As with a Junior ISA, a child can withdraw money from a bare trust in their name once they turn 18. However, withdrawals can also be made for the benefit of the child before this age. So, it can be used for school fees, for example.
A second difference is that there is no limit on how much can be paid in. While it is not protected from tax (as a Junior ISA is), it will be taxed as if it belongs to the child, so will often fall within their personal allowances.

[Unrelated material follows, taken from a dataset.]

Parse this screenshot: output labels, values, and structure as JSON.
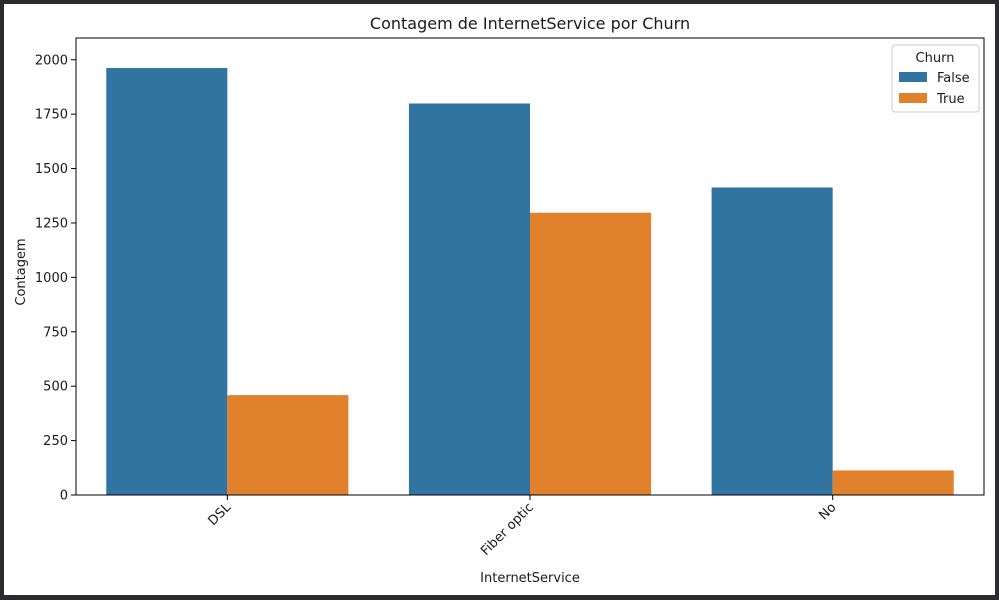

Discretionary trusts offer more control and flexibility to the trustee. It is possible to establish one in the name of a group of beneficiaries (named or unnamed), for example, all your grandchildren. The trustee retains control over the money and investment choices and sets the payment terms.
However, the tax treatment is more complex than for bare trusts, usually resulting in higher taxes and more administration.
Junior Self-Invested Personal Pension (SIPP)
Junior SIPPs operate according to the same rules as other pensions, except that they have a lower £3,600 annual limit on contributions (2020/21 tax year).
This means that, like other pensions, tax relief is added to contributions, and no tax is paid on income and capital gains. It also means that, currently, withdrawals are not possible until the child reaches age 55. So, while they offer very little flexibility, there is potential for even small investments to grow significantly.
TRUSTS ARE A HIGHLY COMPLEX AREA OF FINANCIAL PLANNING. THE FINANCIAL CONDUCT AUTHORITY DOES NOT REGULATE TRUST ADVICE.
TAX LAWS ARE SUBJECT TO CHANGE AND TAXATION WILL VARY DEPENDING ON INDIVIDUAL CIRCUMSTANCES.
THE VALUE OF INVESTMENTS AND INCOME FROM THEM MAY GO DOWN. YOU MAY NOT GET BACK THE ORIGINAL AMOUNT INVESTED.
PAST PERFORMANCE IS NOT A RELIABLE INDICATOR OF FUTURE PERFORMANCE.